La démocratie écologique est un système démocratique renouvelé permettant de répondre aux problèmes écologiques contemporains tout en garantissant le respect des droits humains fondamentaux et en assurant la participation­­ de toutes les composantes de la société à la définition des solutions.

Le concept de démocratie écologique, tel que défendu par Dominique Bourg, philosophe et vice-président de la Fondation, part du constat selon lequel le système représentatif actuel est incapable de prendre en charge les enjeux de long terme. Une réforme de nos institutions est donc incontournable.

En 2010, la Fondation a mis en place un groupe de travail (juristes, sociologues, politistes...) autour de Dominique Bourg afin de réfléchir aux solutions concrètes permettant d'impulser le changement de nos systèmes démocratiques. Cela a donné lieu au livre « Pour une 6e république écologique », publié aux éditions Odile Jacob.

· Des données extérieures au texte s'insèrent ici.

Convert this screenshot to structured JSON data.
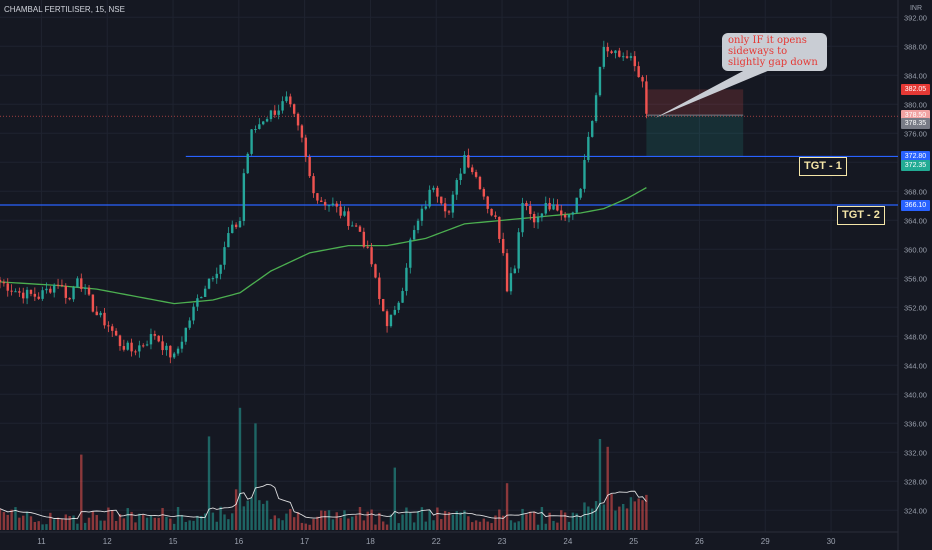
{
  "header": {
    "symbol_line": "CHAMBAL FERTILISER, 15, NSE",
    "currency": "INR"
  },
  "annotations": {
    "tgt1": "TGT - 1",
    "tgt2": "TGT - 2",
    "callout": "only IF it opens sideways to slightly gap down"
  },
  "price_tags": [
    {
      "label": "382.05",
      "color": "#e53935"
    },
    {
      "label": "378.50",
      "color": "#f2a3a3"
    },
    {
      "label": "378.35",
      "color": "#787b86"
    },
    {
      "label": "372.80",
      "color": "#2962ff"
    },
    {
      "label": "372.35",
      "color": "#22ab94"
    },
    {
      "label": "366.10",
      "color": "#2962ff"
    }
  ],
  "colors": {
    "up": "#26a69a",
    "down": "#ef5350",
    "ma": "#4caf50",
    "vol_ma": "#ffffff",
    "hline": "#2962ff"
  },
  "chart_data": {
    "type": "candlestick",
    "yticks": [
      324,
      328,
      332,
      336,
      340,
      344,
      348,
      352,
      356,
      360,
      364,
      368,
      372,
      376,
      380,
      384,
      388,
      392
    ],
    "ylim": [
      321,
      393
    ],
    "xticks": [
      {
        "label": "11",
        "pos": 0.7
      },
      {
        "label": "12",
        "pos": 17.7
      },
      {
        "label": "15",
        "pos": 34.7
      },
      {
        "label": "16",
        "pos": 51.7
      },
      {
        "label": "17",
        "pos": 68.7
      },
      {
        "label": "18",
        "pos": 85.7
      },
      {
        "label": "22",
        "pos": 102.7
      },
      {
        "label": "23",
        "pos": 119.7
      },
      {
        "label": "24",
        "pos": 136.7
      },
      {
        "label": "25",
        "pos": 153.7
      },
      {
        "label": "26",
        "pos": 170.7
      },
      {
        "label": "29",
        "pos": 187.7
      },
      {
        "label": "30",
        "pos": 204.7
      }
    ],
    "x_domain": [
      -10,
      222
    ],
    "key_points": [
      [
        -10,
        355.5
      ],
      [
        -5,
        354
      ],
      [
        0,
        353.5
      ],
      [
        5,
        355.5
      ],
      [
        8,
        353
      ],
      [
        10,
        356.5
      ],
      [
        12,
        354
      ],
      [
        15,
        351
      ],
      [
        18,
        349.5
      ],
      [
        21,
        347
      ],
      [
        24,
        346
      ],
      [
        27,
        347
      ],
      [
        30,
        348.3
      ],
      [
        33,
        346
      ],
      [
        35,
        345
      ],
      [
        38,
        349
      ],
      [
        41,
        353
      ],
      [
        44,
        356
      ],
      [
        47,
        358
      ],
      [
        49,
        362
      ],
      [
        52,
        364
      ],
      [
        53,
        370.5
      ],
      [
        55,
        376
      ],
      [
        58,
        378
      ],
      [
        62,
        379.5
      ],
      [
        64,
        380.5
      ],
      [
        66,
        378
      ],
      [
        68,
        375
      ],
      [
        70,
        370
      ],
      [
        72,
        367
      ],
      [
        76,
        366
      ],
      [
        80,
        364
      ],
      [
        83,
        362.5
      ],
      [
        86,
        358
      ],
      [
        88,
        353
      ],
      [
        90,
        350
      ],
      [
        92,
        351
      ],
      [
        94,
        355
      ],
      [
        96,
        361
      ],
      [
        99,
        365
      ],
      [
        102,
        369
      ],
      [
        104,
        367
      ],
      [
        106,
        365
      ],
      [
        108,
        369
      ],
      [
        110,
        373
      ],
      [
        112,
        371
      ],
      [
        114,
        369
      ],
      [
        116,
        366
      ],
      [
        118,
        364
      ],
      [
        120,
        360
      ],
      [
        121,
        355
      ],
      [
        123,
        358
      ],
      [
        125,
        367
      ],
      [
        127,
        365
      ],
      [
        129,
        364
      ],
      [
        131,
        366
      ],
      [
        133,
        365.5
      ],
      [
        135,
        364.5
      ],
      [
        137,
        365
      ],
      [
        139,
        366.5
      ],
      [
        140,
        369
      ],
      [
        141,
        373
      ],
      [
        142,
        376
      ],
      [
        143,
        378
      ],
      [
        144,
        382
      ],
      [
        145,
        385
      ],
      [
        146,
        388
      ],
      [
        148,
        387
      ],
      [
        150,
        386.5
      ],
      [
        152,
        387
      ],
      [
        154,
        385
      ],
      [
        156,
        382.5
      ],
      [
        157,
        378.4
      ]
    ],
    "ma_points": [
      [
        -10,
        355.5
      ],
      [
        5,
        355
      ],
      [
        15,
        354.5
      ],
      [
        25,
        353.5
      ],
      [
        35,
        352.5
      ],
      [
        45,
        353
      ],
      [
        52,
        354
      ],
      [
        60,
        357
      ],
      [
        70,
        359.5
      ],
      [
        80,
        360.5
      ],
      [
        90,
        360.5
      ],
      [
        100,
        361.5
      ],
      [
        110,
        363.5
      ],
      [
        120,
        364
      ],
      [
        130,
        364.5
      ],
      [
        140,
        365
      ],
      [
        146,
        365.6
      ],
      [
        152,
        367
      ],
      [
        157,
        368.5
      ]
    ],
    "volume": {
      "ylim": [
        0,
        100
      ],
      "big": [
        {
          "x": 11,
          "v": 58
        },
        {
          "x": 44,
          "v": 72
        },
        {
          "x": 52,
          "v": 94
        },
        {
          "x": 56,
          "v": 82
        },
        {
          "x": 92,
          "v": 48
        },
        {
          "x": 121,
          "v": 36
        },
        {
          "x": 145,
          "v": 70
        },
        {
          "x": 147,
          "v": 64
        },
        {
          "x": 150,
          "v": 18
        },
        {
          "x": 154,
          "v": 22
        }
      ]
    },
    "hlines": [
      {
        "price": 372.8,
        "from": 38
      },
      {
        "price": 366.1,
        "from": -10
      }
    ],
    "position_box": {
      "from": 157,
      "to": 182,
      "stop": 382.05,
      "entry": 378.5,
      "target": 372.8
    }
  }
}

Cet ouvrage avance des propositions concrètes parmi lesquelles :

  •  Créer un collège de la participation citoyenne pour remplacer l’actuelle Commission nationale du Débat public.
  • Mettre en place un système législatif à trois chambres intégrant une assemblée du long terme
  • Instaurer un Président de la République garant du bien commun et du long terme

 Depuis, la Fondation, tout en continuant à promouvoir ces mesures de fond, est en veille sur les réformes constitutionnelles menées par le gouvernement. Elle a, par exemple, récemment réagi à la volonté du Président François Hollande de réformer le Conseil Constitutionnel, qui constituait l’une des propositions issue du groupe de travail démocratie écologique.

 

Gouvernance multi-acteurs et démocratie participative

 

Il n’y aura pas de démocratie écologique sans démocratie participative. Il est, en effet, nécessaire de mettre en mouvement l’ensemble des acteurs de la société civile pour élaborer des solutions partagées permettant de positionner chacun comme coproducteurs des choix de société.

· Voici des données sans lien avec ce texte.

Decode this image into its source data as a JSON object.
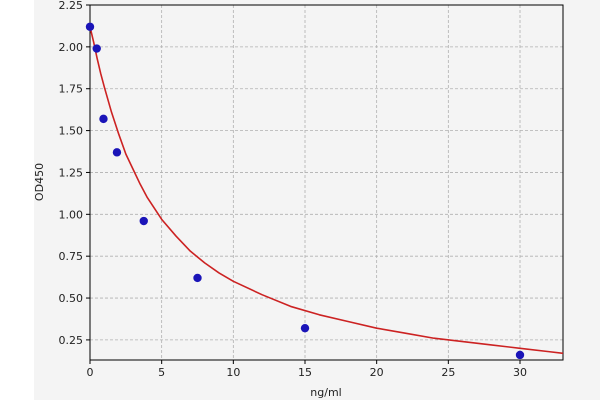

Cette question est très importante pour la Fondation qui a obtenu le statut d’ONG environnementale représentative suite au Grenelle de l’environnement. A ce titre, elle siège dans des organismes consultatifs tels le Conseil Economique Social et Environnemental (CESE) ou le Conseil National de la Transition Ecologique (CNTE) et se fait un devoir d’expliquer aux citoyens son action de suivi des politiques publiques en matière écologique.

 La Fondation s’investit également aux côtés des acteurs de la démocratie participative afin de déployer ces méthodologies sur le terrain. A ce titre, elle est adhérente de l’association « Décider ensemble » qui a pour objet de promouvoir et de développer une culture commune du dialogue et de la concertation en matière de préparation et de prise de décisions. En septembre 2012, la Fondation est également organisme partenaire pour l’élaboration du World Wide Views sur la biodiversité, un débat citoyen mondial qui a réuni plus de 3 000 personnes. 

D’autres part, la Fondation utilise elle-même les méthodes de la démocratie participative lors de rencontres avec différents partenaires. En novembre 2011, de nombreux acteurs de la restauration collective se sont ainsi réunis à Nantes autour d’un World Café pour les journées de la restauration collective responsable. Ce format de rencontre, importé des Etats-Unis, est construit de façon à contourner les craintes et partis pris qui paralysent souvent les formats classiques d’ateliers de travail ou de colloques.

Enfin, toujours en 2012, la FNH a lancé une étude sur les outils innovants de démocratie participative afin de faire un état des lieux comparé et illustré des processus participatifs (budgets participatifs, jurys citoyens, forum citoyens, world cafés). Les résultats de cette enquête ont fait l’objet d’une publication dans la collection « Etat des lieux et analyses », parue en juin 2013.